Biton 2011

Methods	Randomised, double‐blind, placebo‐controlled, parallel‐group multi‐centre study. Number of control centres: 65. Country/location: US and Canada. 2 treatment arms: 1 rufinamide, 1 placebo.
Participants	Participants: adolescents and adults (aged 12‐80 years) with inadequately controlled focal‐onset seizures. Gender: 46.9% male (rufinamide group 47.7%; placebo group 46.1%). Mean age (years): 37.3 (rufinamide group 36.4; placebo group 38.1). Mean weight (kg): 78.2 (rufinamide group 77.4; placebo group 79.0). Ethnic groups: black 9.3%; white 80.1%, Hispanic 7.6%; other 3.0%. Median number of seizures: 13.3 (rufinamide group 13; placebo group 13.8). Duration of epilepsy: not reported. Inclusion criteria: males or females, aged 12‐80 years, with focal‐onset seizures with or without secondarily generalised seizures; person's seizures inadequately controlled on stable doses of up to 3 concomitantly administered AEDs, with no evidence of AED treatment non‐compliance. Exclusion criteria: known generalised epilepsies or history of status epilepticus or seizure clusters in the past year, or if they required felbamate, vigabatrin or rescue benzodiazepines; moreover, if they had clinically significant medical or psychiatric disease, clinically significant ECG abnormality, or a diagnosis of congenital short QT syndrome, psychogenic seizures in the previous year, history of drug abuse and/or positive finding on urinary drug screening, or a history of alcohol abuse in the past 2 years. Diagnostic criteria: established by clinical history, electroencephalography, and CT/MRI of the brain performed within the last 10 years. Comorbidities: none. Comedications: ≤ 3 AEDs. Total people randomised 357: rufinamide group 176; placebo group 181. One participant was excluded from the analysis because required laboratory assessments were not obtained. 61 people withdrew from study: rufinamide group 37; placebo group 24.
Interventions	Intervention: rufinamide 3200 mg/day Control: placebo. 2‐phase study: 56‐day baseline/screening phase; and 96‐day treatment phase (12‐day titration period followed by 84‐day maintenance phase).
Outcomes	Primary outcomes (as stated in publication): % change in total focal seizures frequency per 28 days during maintenance phase relative to baseline. Secondary outcomes (as stated in publication): % responders (50% and 75%); adverse effects.

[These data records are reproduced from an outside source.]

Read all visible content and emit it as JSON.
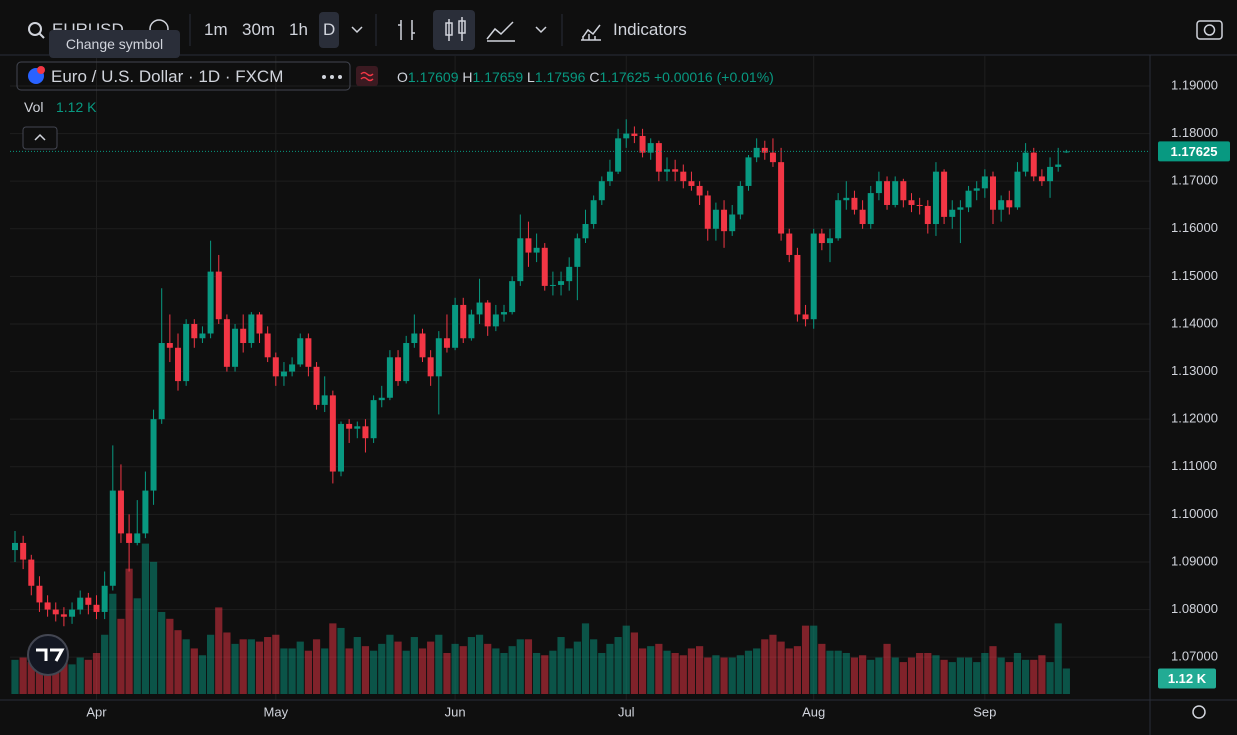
{
  "toolbar": {
    "symbol": "EURUSD",
    "tooltip": "Change symbol",
    "intervals": [
      "1m",
      "30m",
      "1h",
      "D"
    ],
    "indicators": "Indicators"
  },
  "legend": {
    "title": "Euro / U.S. Dollar · 1D · FXCM",
    "ohlc_keys": [
      "O",
      "H",
      "L",
      "C"
    ],
    "ohlc_labels": [
      "1.17609",
      "1.17659",
      "1.17596",
      "1.17625"
    ],
    "change": "+0.00016 (+0.01%)",
    "volume_title": "Vol"
  },
  "chart_data": {
    "type": "candlestick",
    "grid": true,
    "up_color": "#089981",
    "down_color": "#f23645",
    "categories": [
      null,
      null,
      null,
      null,
      null,
      null,
      null,
      null,
      null,
      null,
      "Apr",
      null,
      null,
      null,
      null,
      null,
      null,
      null,
      null,
      null,
      null,
      null,
      null,
      null,
      null,
      null,
      null,
      null,
      null,
      null,
      null,
      null,
      "May",
      null,
      null,
      null,
      null,
      null,
      null,
      null,
      null,
      null,
      null,
      null,
      null,
      null,
      null,
      null,
      null,
      null,
      null,
      null,
      null,
      null,
      "Jun",
      null,
      null,
      null,
      null,
      null,
      null,
      null,
      null,
      null,
      null,
      null,
      null,
      null,
      null,
      null,
      null,
      null,
      null,
      null,
      null,
      "Jul",
      null,
      null,
      null,
      null,
      null,
      null,
      null,
      null,
      null,
      null,
      null,
      null,
      null,
      null,
      null,
      null,
      null,
      null,
      null,
      null,
      null,
      null,
      "Aug",
      null,
      null,
      null,
      null,
      null,
      null,
      null,
      null,
      null,
      null,
      null,
      null,
      null,
      null,
      null,
      null,
      null,
      null,
      null,
      null,
      "Sep",
      null,
      null,
      null,
      null,
      null,
      null,
      null,
      null,
      null,
      null
    ],
    "open": [
      1.0925,
      1.094,
      1.0905,
      1.085,
      1.0815,
      1.08,
      1.079,
      1.0785,
      1.08,
      1.0825,
      1.081,
      1.0795,
      1.085,
      1.105,
      1.096,
      1.094,
      1.096,
      1.105,
      1.12,
      1.136,
      1.135,
      1.128,
      1.14,
      1.137,
      1.138,
      1.151,
      1.141,
      1.131,
      1.139,
      1.136,
      1.142,
      1.138,
      1.133,
      1.129,
      1.13,
      1.1315,
      1.137,
      1.131,
      1.123,
      1.125,
      1.109,
      1.119,
      1.118,
      1.1185,
      1.116,
      1.124,
      1.1245,
      1.133,
      1.128,
      1.136,
      1.138,
      1.133,
      1.129,
      1.137,
      1.135,
      1.144,
      1.137,
      1.142,
      1.1445,
      1.1395,
      1.142,
      1.1425,
      1.149,
      1.158,
      1.155,
      1.156,
      1.148,
      1.1482,
      1.149,
      1.152,
      1.158,
      1.161,
      1.166,
      1.17,
      1.172,
      1.179,
      1.18,
      1.1795,
      1.176,
      1.178,
      1.172,
      1.1725,
      1.172,
      1.17,
      1.169,
      1.167,
      1.16,
      1.164,
      1.1595,
      1.163,
      1.169,
      1.175,
      1.177,
      1.176,
      1.174,
      1.159,
      1.1545,
      1.142,
      1.141,
      1.159,
      1.157,
      1.158,
      1.166,
      1.1665,
      1.164,
      1.161,
      1.1675,
      1.17,
      1.165,
      1.17,
      1.166,
      1.165,
      1.1648,
      1.161,
      1.172,
      1.1625,
      1.164,
      1.1645,
      1.168,
      1.1685,
      1.171,
      1.164,
      1.166,
      1.1645,
      1.172,
      1.176,
      1.171,
      1.17,
      1.173,
      1.17609
    ],
    "high": [
      1.0965,
      1.0955,
      1.0915,
      1.087,
      1.083,
      1.0815,
      1.0805,
      1.0815,
      1.084,
      1.0835,
      1.083,
      1.088,
      1.1145,
      1.1105,
      1.1,
      1.103,
      1.109,
      1.122,
      1.1475,
      1.142,
      1.138,
      1.141,
      1.141,
      1.1395,
      1.1575,
      1.1545,
      1.142,
      1.14,
      1.142,
      1.1425,
      1.1425,
      1.1395,
      1.134,
      1.132,
      1.133,
      1.138,
      1.138,
      1.132,
      1.129,
      1.126,
      1.1195,
      1.12,
      1.1195,
      1.12,
      1.125,
      1.127,
      1.1345,
      1.1345,
      1.1375,
      1.142,
      1.139,
      1.1345,
      1.1385,
      1.142,
      1.1455,
      1.1455,
      1.143,
      1.1495,
      1.145,
      1.144,
      1.144,
      1.15,
      1.163,
      1.1615,
      1.159,
      1.157,
      1.151,
      1.151,
      1.154,
      1.159,
      1.164,
      1.167,
      1.171,
      1.1745,
      1.181,
      1.183,
      1.1815,
      1.181,
      1.179,
      1.1785,
      1.175,
      1.1745,
      1.1735,
      1.172,
      1.17,
      1.168,
      1.1655,
      1.166,
      1.165,
      1.17,
      1.1755,
      1.179,
      1.1785,
      1.179,
      1.177,
      1.16,
      1.156,
      1.144,
      1.16,
      1.16,
      1.16,
      1.1675,
      1.17,
      1.168,
      1.166,
      1.169,
      1.172,
      1.171,
      1.171,
      1.1705,
      1.1675,
      1.1665,
      1.166,
      1.174,
      1.1725,
      1.166,
      1.166,
      1.169,
      1.17,
      1.1725,
      1.172,
      1.167,
      1.168,
      1.174,
      1.178,
      1.177,
      1.1725,
      1.175,
      1.177,
      1.17659
    ],
    "low": [
      1.09,
      1.0885,
      1.083,
      1.0795,
      1.0785,
      1.0775,
      1.0765,
      1.077,
      1.079,
      1.079,
      1.078,
      1.078,
      1.084,
      1.094,
      1.088,
      1.0935,
      1.095,
      1.102,
      1.119,
      1.132,
      1.126,
      1.127,
      1.135,
      1.136,
      1.137,
      1.14,
      1.13,
      1.13,
      1.134,
      1.135,
      1.136,
      1.132,
      1.127,
      1.127,
      1.129,
      1.131,
      1.129,
      1.122,
      1.1215,
      1.1065,
      1.108,
      1.115,
      1.116,
      1.113,
      1.115,
      1.1225,
      1.124,
      1.127,
      1.1275,
      1.135,
      1.132,
      1.127,
      1.121,
      1.134,
      1.1345,
      1.136,
      1.1365,
      1.14,
      1.1375,
      1.1385,
      1.1405,
      1.142,
      1.148,
      1.152,
      1.153,
      1.147,
      1.146,
      1.146,
      1.147,
      1.145,
      1.157,
      1.16,
      1.165,
      1.169,
      1.1715,
      1.177,
      1.178,
      1.175,
      1.1745,
      1.17,
      1.17,
      1.17,
      1.1685,
      1.168,
      1.165,
      1.1575,
      1.1575,
      1.156,
      1.1585,
      1.162,
      1.168,
      1.174,
      1.1745,
      1.173,
      1.1575,
      1.153,
      1.1405,
      1.1395,
      1.139,
      1.1555,
      1.153,
      1.1575,
      1.164,
      1.163,
      1.16,
      1.16,
      1.166,
      1.164,
      1.1645,
      1.1645,
      1.1635,
      1.163,
      1.159,
      1.1585,
      1.161,
      1.16,
      1.157,
      1.1635,
      1.166,
      1.1665,
      1.161,
      1.1615,
      1.163,
      1.164,
      1.171,
      1.17,
      1.169,
      1.1665,
      1.172,
      1.17596
    ],
    "close": [
      1.094,
      1.0905,
      1.085,
      1.0815,
      1.08,
      1.079,
      1.0785,
      1.08,
      1.0825,
      1.081,
      1.0795,
      1.085,
      1.105,
      1.096,
      1.094,
      1.096,
      1.105,
      1.12,
      1.136,
      1.135,
      1.128,
      1.14,
      1.137,
      1.138,
      1.151,
      1.141,
      1.131,
      1.139,
      1.136,
      1.142,
      1.138,
      1.133,
      1.129,
      1.13,
      1.1315,
      1.137,
      1.131,
      1.123,
      1.125,
      1.109,
      1.119,
      1.118,
      1.1185,
      1.116,
      1.124,
      1.1245,
      1.133,
      1.128,
      1.136,
      1.138,
      1.133,
      1.129,
      1.137,
      1.135,
      1.144,
      1.137,
      1.142,
      1.1445,
      1.1395,
      1.142,
      1.1425,
      1.149,
      1.158,
      1.155,
      1.156,
      1.148,
      1.1482,
      1.149,
      1.152,
      1.158,
      1.161,
      1.166,
      1.17,
      1.172,
      1.179,
      1.18,
      1.1795,
      1.176,
      1.178,
      1.172,
      1.1725,
      1.172,
      1.17,
      1.169,
      1.167,
      1.16,
      1.164,
      1.1595,
      1.163,
      1.169,
      1.175,
      1.177,
      1.176,
      1.174,
      1.159,
      1.1545,
      1.142,
      1.141,
      1.159,
      1.157,
      1.158,
      1.166,
      1.1665,
      1.164,
      1.161,
      1.1675,
      1.17,
      1.165,
      1.17,
      1.166,
      1.165,
      1.1648,
      1.161,
      1.172,
      1.1625,
      1.164,
      1.1645,
      1.168,
      1.1685,
      1.171,
      1.164,
      1.166,
      1.1645,
      1.172,
      1.176,
      1.171,
      1.17,
      1.173,
      1.1735,
      1.17625
    ],
    "volume": [
      1.5,
      1.6,
      1.4,
      1.3,
      1.3,
      1.5,
      1.4,
      1.3,
      1.6,
      1.5,
      1.8,
      2.6,
      4.4,
      3.3,
      5.5,
      4.2,
      6.6,
      5.8,
      3.6,
      3.3,
      2.8,
      2.4,
      2.0,
      1.7,
      2.6,
      3.8,
      2.7,
      2.2,
      2.4,
      2.4,
      2.3,
      2.5,
      2.6,
      2.0,
      2.0,
      2.3,
      1.9,
      2.4,
      2.0,
      3.1,
      2.9,
      2.0,
      2.5,
      2.1,
      1.9,
      2.2,
      2.6,
      2.3,
      1.9,
      2.5,
      2.0,
      2.3,
      2.6,
      1.8,
      2.2,
      2.1,
      2.5,
      2.6,
      2.2,
      2.0,
      1.8,
      2.1,
      2.4,
      2.4,
      1.8,
      1.7,
      1.9,
      2.5,
      2.0,
      2.3,
      3.1,
      2.4,
      1.8,
      2.2,
      2.5,
      3.0,
      2.7,
      2.0,
      2.1,
      2.2,
      1.9,
      1.8,
      1.7,
      2.0,
      2.1,
      1.6,
      1.7,
      1.6,
      1.6,
      1.7,
      1.9,
      2.0,
      2.4,
      2.6,
      2.3,
      2.0,
      2.1,
      3.0,
      3.0,
      2.2,
      1.9,
      1.9,
      1.8,
      1.6,
      1.7,
      1.5,
      1.6,
      2.2,
      1.6,
      1.4,
      1.6,
      1.8,
      1.8,
      1.7,
      1.5,
      1.4,
      1.6,
      1.6,
      1.4,
      1.8,
      2.1,
      1.6,
      1.4,
      1.8,
      1.5,
      1.5,
      1.7,
      1.4,
      3.1,
      1.12
    ],
    "volume_value_label": "1.12 K",
    "ylim": [
      1.061,
      1.1963
    ],
    "volume_lim": [
      0,
      28
    ],
    "yticks": [
      {
        "value": 1.07,
        "label": "1.07000"
      },
      {
        "value": 1.08,
        "label": "1.08000"
      },
      {
        "value": 1.09,
        "label": "1.09000"
      },
      {
        "value": 1.1,
        "label": "1.10000"
      },
      {
        "value": 1.11,
        "label": "1.11000"
      },
      {
        "value": 1.12,
        "label": "1.12000"
      },
      {
        "value": 1.13,
        "label": "1.13000"
      },
      {
        "value": 1.14,
        "label": "1.14000"
      },
      {
        "value": 1.15,
        "label": "1.15000"
      },
      {
        "value": 1.16,
        "label": "1.16000"
      },
      {
        "value": 1.17,
        "label": "1.17000"
      },
      {
        "value": 1.18,
        "label": "1.18000"
      },
      {
        "value": 1.19,
        "label": "1.19000"
      }
    ],
    "last_price_label": "1.17625"
  }
}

Notes	Stated aim of study: "This randomized study was conducted to evaluate and confirm the efficacy and safety (seizure control and adverse effects) of rufinamide as adjunctive treatment for refractory focal‐onset seizures." Language of publication: English. Commercial funding: yes. Publication status (peer review journal): yes. Publication status (journal supplement): no. Publication status (abstract): no. Funded by Eisai Medical Research. No conflict of interest. NCT00334958 is linked to this study.
Risk of bias
Bias	Authors' judgement	Support for judgement
Random sequence generation (selection bias)	Low risk	Computer‐generated schedule using blocks of 4.
Allocation concealment (selection bias)	Low risk	Allocated participants to each of the 2 treatment groups in a 1:1 ratio.
Blinding of participants and personnel (performance bias) All outcomes	Low risk	Participant and clinical staff blinded.
Blinding of outcome assessment (detection bias) All outcomes	Low risk	Investigators blinded.
Incomplete outcome data (attrition bias) All outcomes	Low risk	Attrition rates reported. ITT efficacy analysis employed.
Selective reporting (reporting bias)	Low risk	Protocol unavailable but appeared all expected and prespecified outcomes were reported.
Other bias	High risk	Sponsored by Eisai Inc., the manufacturer of rufinamide.